Teachers spent much of Wednesday preparing their classrooms.

Here are three things you need to know about the Sacramento Reunion Plan:

Teachers will teach both personal and distance learning to students

    SUSD uses a simultaneous model. This means that teachers will teach both students who are in the classroom and those who are at home.

    The district uses a step-by-step approach to opening its schools. Thursday, April 8, classes Ek-3 and K-6 The special daily lessons will be resumed.

    Each week thereafter, the area will be open to different segments of the class (April 15 for fourth to sixth grade students, followed by April 22 for seventh to 12th grade students). Some students will split their week, sometimes physically in class, and other times at home.

    How the school district handles the safety of COVID-19

    In addition to signs telling students to wear masks, practice social distancing and wash their hands, inspection equipment has been installed at the entrances.

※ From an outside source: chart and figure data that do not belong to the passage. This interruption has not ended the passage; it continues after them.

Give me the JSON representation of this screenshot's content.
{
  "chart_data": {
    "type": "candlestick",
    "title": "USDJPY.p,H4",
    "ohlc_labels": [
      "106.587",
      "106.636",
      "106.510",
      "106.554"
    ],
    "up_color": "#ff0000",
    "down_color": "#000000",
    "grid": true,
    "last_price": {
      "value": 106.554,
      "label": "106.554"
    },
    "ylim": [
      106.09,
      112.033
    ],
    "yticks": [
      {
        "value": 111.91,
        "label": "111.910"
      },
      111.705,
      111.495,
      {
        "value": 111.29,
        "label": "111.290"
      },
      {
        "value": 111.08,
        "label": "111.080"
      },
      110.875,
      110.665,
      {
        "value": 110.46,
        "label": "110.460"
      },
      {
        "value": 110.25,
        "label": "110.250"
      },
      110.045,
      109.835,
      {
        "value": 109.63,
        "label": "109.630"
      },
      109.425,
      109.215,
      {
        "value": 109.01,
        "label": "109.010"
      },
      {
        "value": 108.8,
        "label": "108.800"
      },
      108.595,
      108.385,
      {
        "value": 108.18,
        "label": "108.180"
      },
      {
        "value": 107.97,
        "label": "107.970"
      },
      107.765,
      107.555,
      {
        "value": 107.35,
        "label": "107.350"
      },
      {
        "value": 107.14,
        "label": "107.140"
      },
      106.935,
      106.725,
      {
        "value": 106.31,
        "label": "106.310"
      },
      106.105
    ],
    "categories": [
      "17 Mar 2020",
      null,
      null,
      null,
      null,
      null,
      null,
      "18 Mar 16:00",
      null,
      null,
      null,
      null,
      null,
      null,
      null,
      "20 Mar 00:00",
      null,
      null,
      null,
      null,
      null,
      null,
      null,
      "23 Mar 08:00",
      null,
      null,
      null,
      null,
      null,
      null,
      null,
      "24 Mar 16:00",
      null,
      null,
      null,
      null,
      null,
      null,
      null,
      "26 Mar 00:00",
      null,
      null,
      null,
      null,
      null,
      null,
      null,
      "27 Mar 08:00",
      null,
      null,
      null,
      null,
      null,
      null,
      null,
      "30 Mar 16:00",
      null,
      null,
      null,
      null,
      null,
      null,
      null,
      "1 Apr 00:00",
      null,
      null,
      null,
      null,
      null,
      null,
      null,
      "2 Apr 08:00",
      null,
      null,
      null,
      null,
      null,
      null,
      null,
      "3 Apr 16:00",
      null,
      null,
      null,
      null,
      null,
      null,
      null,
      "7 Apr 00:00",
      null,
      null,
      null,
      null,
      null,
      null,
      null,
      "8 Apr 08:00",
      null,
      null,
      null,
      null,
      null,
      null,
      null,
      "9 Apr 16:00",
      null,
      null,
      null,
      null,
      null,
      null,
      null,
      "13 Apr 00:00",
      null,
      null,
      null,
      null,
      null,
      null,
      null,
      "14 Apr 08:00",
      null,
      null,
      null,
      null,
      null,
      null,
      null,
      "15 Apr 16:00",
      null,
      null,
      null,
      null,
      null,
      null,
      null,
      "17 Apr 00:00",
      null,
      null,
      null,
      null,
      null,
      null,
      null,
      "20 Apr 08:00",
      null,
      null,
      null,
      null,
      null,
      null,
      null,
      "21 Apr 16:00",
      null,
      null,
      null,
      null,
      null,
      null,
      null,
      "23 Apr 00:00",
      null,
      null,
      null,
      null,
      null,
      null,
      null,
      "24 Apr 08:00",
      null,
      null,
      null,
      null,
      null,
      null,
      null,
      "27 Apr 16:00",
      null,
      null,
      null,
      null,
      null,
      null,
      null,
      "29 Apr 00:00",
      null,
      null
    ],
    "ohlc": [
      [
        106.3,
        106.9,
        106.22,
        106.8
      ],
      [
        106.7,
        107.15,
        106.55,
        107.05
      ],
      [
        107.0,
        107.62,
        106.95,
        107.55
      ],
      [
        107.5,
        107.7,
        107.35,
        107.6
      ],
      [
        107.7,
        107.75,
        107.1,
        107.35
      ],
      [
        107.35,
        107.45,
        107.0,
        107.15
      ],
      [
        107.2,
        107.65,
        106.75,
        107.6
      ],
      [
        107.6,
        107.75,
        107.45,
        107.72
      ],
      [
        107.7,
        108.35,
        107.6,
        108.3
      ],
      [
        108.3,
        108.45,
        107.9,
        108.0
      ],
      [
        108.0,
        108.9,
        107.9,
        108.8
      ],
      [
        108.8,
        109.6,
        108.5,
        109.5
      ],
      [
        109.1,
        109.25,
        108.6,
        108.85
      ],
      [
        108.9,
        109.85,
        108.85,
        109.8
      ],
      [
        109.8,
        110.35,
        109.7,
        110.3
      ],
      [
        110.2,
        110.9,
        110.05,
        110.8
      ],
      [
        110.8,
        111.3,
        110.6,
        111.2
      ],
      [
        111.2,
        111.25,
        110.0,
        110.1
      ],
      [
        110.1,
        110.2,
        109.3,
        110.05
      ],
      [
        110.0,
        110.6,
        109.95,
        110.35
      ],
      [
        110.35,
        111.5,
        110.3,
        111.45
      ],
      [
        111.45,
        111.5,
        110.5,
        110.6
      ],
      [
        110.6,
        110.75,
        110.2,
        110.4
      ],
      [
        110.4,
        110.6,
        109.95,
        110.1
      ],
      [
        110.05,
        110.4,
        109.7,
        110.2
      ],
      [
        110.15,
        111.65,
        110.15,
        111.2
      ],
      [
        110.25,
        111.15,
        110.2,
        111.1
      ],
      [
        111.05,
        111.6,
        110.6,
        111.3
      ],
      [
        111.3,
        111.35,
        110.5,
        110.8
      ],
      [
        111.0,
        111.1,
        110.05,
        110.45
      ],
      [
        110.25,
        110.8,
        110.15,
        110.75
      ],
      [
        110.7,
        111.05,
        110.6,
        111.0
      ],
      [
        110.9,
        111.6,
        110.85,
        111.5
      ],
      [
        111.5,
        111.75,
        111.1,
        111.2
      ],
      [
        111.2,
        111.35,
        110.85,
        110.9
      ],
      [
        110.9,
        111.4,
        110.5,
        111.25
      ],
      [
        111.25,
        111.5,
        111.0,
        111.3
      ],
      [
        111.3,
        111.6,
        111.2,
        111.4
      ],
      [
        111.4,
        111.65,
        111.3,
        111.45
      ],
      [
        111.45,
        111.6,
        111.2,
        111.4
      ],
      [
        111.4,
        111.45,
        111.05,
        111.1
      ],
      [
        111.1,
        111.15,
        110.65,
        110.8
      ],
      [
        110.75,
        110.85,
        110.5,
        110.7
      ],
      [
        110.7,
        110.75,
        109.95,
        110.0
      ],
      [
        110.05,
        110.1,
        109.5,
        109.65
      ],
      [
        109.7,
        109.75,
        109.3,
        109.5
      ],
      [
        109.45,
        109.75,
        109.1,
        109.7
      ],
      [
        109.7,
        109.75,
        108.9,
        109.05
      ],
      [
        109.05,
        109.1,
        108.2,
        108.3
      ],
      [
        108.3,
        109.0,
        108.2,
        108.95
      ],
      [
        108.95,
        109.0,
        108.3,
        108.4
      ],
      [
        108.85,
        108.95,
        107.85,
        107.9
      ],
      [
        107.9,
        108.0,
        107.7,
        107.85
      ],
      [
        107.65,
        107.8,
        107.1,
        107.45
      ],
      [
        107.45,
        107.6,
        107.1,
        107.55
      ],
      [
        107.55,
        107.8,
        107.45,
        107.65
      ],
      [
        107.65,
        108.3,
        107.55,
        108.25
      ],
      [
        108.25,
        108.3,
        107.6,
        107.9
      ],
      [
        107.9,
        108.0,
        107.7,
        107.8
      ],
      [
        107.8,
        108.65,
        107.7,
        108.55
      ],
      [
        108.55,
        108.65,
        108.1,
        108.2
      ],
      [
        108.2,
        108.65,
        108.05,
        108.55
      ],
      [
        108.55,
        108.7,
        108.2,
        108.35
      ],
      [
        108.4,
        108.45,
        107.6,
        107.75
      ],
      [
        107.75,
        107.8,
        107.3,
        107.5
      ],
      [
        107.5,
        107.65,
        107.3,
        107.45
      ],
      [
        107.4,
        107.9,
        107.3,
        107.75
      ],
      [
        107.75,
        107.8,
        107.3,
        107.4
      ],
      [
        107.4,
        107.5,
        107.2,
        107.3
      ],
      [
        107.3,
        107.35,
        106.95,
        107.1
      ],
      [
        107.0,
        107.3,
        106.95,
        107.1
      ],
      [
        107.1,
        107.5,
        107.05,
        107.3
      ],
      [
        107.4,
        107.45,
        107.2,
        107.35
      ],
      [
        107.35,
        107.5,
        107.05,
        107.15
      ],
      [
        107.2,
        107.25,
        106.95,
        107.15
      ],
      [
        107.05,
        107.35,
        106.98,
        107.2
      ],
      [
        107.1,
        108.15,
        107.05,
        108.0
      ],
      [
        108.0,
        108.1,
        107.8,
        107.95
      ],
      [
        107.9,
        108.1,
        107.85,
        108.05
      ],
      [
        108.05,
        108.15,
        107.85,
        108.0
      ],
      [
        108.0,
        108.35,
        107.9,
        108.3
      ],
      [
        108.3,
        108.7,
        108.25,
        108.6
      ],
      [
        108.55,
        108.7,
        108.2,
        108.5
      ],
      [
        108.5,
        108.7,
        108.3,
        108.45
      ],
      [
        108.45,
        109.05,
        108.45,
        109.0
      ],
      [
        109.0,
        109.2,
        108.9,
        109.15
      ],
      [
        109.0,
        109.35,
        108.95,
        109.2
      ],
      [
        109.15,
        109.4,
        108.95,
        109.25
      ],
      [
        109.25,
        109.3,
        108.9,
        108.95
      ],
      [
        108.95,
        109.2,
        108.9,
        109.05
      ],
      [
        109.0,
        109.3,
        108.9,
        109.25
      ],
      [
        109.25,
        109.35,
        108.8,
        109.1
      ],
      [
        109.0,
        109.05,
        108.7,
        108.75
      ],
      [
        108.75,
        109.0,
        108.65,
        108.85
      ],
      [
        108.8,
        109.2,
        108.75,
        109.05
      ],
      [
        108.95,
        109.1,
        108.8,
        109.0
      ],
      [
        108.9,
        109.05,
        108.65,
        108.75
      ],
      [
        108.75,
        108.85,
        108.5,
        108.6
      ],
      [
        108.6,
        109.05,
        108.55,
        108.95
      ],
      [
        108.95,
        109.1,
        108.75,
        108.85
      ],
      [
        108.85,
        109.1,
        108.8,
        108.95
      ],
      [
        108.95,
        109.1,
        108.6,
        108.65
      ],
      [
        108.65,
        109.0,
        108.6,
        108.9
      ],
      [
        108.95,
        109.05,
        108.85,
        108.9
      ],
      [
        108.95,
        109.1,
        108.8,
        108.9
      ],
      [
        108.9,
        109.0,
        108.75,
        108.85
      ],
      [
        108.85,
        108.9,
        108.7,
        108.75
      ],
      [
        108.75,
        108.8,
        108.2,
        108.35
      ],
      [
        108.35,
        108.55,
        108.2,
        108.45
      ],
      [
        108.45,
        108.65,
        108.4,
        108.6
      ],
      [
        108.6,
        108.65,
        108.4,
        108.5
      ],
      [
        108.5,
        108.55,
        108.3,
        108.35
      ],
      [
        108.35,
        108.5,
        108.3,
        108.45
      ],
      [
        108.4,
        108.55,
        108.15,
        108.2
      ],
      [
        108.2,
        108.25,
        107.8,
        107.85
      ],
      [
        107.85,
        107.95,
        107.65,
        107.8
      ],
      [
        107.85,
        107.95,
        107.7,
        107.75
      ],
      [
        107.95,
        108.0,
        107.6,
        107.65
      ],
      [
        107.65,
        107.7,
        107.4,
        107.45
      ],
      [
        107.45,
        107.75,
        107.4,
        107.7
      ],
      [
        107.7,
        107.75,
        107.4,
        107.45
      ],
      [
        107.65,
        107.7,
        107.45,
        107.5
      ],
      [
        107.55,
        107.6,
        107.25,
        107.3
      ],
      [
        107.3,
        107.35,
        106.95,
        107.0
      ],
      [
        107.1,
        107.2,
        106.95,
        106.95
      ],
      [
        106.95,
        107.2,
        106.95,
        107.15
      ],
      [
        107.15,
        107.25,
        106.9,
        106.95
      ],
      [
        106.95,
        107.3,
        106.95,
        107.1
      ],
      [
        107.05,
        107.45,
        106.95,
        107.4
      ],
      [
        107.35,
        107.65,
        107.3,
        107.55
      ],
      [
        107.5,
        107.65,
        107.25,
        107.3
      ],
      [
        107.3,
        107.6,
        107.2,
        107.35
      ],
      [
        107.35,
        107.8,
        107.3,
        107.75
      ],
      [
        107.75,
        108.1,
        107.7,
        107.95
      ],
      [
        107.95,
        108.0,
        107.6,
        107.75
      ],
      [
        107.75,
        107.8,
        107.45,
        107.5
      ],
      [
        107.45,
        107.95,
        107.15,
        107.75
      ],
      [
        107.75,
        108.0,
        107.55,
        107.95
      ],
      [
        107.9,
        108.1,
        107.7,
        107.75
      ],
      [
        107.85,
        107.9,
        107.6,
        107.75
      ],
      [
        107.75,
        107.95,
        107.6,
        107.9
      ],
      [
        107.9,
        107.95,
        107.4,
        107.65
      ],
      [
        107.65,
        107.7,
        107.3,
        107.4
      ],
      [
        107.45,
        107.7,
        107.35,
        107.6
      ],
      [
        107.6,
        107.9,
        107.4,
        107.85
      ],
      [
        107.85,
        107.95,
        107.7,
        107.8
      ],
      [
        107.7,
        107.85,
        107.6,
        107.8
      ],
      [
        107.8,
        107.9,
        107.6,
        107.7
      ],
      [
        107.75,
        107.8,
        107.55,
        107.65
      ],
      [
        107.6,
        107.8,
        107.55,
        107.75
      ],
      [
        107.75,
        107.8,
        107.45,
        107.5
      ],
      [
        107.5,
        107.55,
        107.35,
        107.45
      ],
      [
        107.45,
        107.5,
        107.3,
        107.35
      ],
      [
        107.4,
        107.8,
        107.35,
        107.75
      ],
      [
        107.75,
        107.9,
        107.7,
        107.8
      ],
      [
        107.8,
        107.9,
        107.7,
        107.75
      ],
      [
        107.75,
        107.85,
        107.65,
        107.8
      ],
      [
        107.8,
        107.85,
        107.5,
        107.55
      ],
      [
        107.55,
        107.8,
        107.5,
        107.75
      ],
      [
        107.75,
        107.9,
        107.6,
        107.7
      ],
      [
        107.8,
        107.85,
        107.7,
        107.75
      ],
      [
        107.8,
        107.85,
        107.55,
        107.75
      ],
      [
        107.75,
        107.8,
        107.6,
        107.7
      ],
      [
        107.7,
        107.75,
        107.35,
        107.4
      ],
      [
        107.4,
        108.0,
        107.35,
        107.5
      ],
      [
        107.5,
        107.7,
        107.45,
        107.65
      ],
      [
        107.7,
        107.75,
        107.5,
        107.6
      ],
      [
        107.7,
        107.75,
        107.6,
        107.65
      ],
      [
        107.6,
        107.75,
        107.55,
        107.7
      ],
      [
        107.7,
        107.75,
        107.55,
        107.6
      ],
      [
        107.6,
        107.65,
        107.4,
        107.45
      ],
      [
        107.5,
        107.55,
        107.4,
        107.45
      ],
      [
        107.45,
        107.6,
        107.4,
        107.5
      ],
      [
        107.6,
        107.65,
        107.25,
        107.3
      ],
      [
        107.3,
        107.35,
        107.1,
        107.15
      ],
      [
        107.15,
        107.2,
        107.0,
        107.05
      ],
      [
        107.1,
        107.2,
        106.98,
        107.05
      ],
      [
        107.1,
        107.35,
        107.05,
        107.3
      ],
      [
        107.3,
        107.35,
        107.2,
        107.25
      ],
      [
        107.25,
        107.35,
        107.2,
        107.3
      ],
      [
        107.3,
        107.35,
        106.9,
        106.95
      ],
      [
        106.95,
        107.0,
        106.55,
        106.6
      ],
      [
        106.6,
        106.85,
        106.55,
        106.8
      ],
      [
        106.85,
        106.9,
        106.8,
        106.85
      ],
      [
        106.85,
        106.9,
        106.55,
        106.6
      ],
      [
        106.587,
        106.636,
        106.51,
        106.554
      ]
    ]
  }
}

    Thermal scanners will be used to read temperatures. The area has also upgraded ventilation systems and installed HEPA-classified air filters in classrooms to ensure there are continuous flows of clean air.

    What the parents say

    Parents who spoke with KCRA 3 said they were ready for their children to return to the classroom and supported the district plan.

    “When you’re in class, it’s more of an interaction; it’s a one-on-one. It’s interpersonal and I think we need to get back to that. I like that they will learn from a distance. They will be separated. They will “Let’s be in class and be with our peers. They will still be able to go out on the blackboard. These things are important for the children right now,” Angela Arrington said.

    Isaac Gonzalez has two children, a fourth-grader and a kindergarten – who will go to school in person for the first time.

    His family is happy, but wary of change.

    “Getting used to the different cohorts, dropping out the days, picking up the days when our students will and won’t be on campus, when they’ll be distanced from studying – will be a bit of a learning curve to understand, but we’re willing to give to the area and the staff benefit from the suspicion and let’s try this thing and see if it works, “he said.